Yes, and that is a problem. Usually because it is not granular enough and there are a lot of ways to get onto another VLAN (physical access and packet trickery). It is a pretty weak form of security policy. Now, if we assume that VLAN based security is weak and that most homes do not generate enough broadcast traffic to be an issue, what exactly is the reason that a residential customer needs a lot of VLANs? Answer, they probably don't. A lot of residential users have a CPE device that does wireless, routing, and DHCP assignments all in one. No need to create a guest VLAN on that type of device. You simply assign an ACL that keeps the guest from reaching any internal IP. Why would your refrigerator (or car, toaster, TV, whatever) need to be on a separate subnet when the whole point is to create a network where all of your stuff communicates?
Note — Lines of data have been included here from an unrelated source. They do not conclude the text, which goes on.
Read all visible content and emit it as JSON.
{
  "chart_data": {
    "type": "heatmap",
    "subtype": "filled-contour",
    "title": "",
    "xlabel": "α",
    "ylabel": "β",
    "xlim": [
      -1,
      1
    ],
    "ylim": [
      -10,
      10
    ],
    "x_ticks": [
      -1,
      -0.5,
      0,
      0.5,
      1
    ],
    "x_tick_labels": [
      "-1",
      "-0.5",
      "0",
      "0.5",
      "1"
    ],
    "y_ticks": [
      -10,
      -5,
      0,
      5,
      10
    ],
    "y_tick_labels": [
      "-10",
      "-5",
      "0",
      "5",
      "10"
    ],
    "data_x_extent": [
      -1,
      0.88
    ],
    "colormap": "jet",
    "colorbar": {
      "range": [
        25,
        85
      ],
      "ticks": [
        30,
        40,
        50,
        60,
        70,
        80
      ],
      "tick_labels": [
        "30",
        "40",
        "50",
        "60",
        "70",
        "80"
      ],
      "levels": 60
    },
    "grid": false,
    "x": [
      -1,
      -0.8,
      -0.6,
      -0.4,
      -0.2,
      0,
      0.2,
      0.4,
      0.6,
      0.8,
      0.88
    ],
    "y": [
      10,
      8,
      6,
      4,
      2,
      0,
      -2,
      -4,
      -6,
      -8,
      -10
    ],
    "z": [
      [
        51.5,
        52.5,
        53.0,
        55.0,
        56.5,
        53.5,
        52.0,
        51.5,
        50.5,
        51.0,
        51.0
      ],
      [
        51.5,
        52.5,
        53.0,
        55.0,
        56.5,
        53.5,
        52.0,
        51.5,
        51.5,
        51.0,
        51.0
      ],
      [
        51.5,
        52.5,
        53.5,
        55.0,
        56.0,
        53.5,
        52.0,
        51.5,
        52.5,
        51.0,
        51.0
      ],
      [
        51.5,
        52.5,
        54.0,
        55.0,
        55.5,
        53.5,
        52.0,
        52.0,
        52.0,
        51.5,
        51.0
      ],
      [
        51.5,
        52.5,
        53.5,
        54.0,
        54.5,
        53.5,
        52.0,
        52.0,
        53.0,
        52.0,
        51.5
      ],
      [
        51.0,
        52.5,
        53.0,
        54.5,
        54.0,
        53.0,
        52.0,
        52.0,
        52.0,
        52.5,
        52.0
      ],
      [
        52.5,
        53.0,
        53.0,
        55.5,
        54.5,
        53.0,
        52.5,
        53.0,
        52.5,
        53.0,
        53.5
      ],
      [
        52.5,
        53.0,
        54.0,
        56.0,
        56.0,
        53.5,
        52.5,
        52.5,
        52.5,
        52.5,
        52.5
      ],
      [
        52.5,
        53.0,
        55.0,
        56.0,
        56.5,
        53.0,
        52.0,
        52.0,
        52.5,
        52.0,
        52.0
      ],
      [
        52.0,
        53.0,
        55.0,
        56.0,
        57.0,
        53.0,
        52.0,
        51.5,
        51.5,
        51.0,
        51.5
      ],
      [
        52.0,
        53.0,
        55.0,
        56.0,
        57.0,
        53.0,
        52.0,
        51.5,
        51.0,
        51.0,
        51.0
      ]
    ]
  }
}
Us engineers need to make sure we don't generalize that a lot of residential users do to their networks what we do to ours. We MIGHT have a reason for several subnets to simulate different stuff. I am still waiting for a valid example of a residential situation where VLANs are a useful addition. Oh, and don't even try the QoS argument. I will tell you that LLDP identification of the device and applying QoS policy based on the identification is much more effective and transparent to the end user. Steven Naslund Chicago IL
-----Original Message----- From: NANOG [mailto:nanog-bounces@nanog.org] On Behalf Of Tyler Applebaum Sent: Thursday, July 9, 2015 3:38 PM To: Naslund, Steve Cc: nanog@nanog.org Subject: RE: Dual stack IPv6 for IPv4 depletion
Do people actually use VLANs for security? It's nice to implement them for organizational purposes and to prevent broadcast propagation.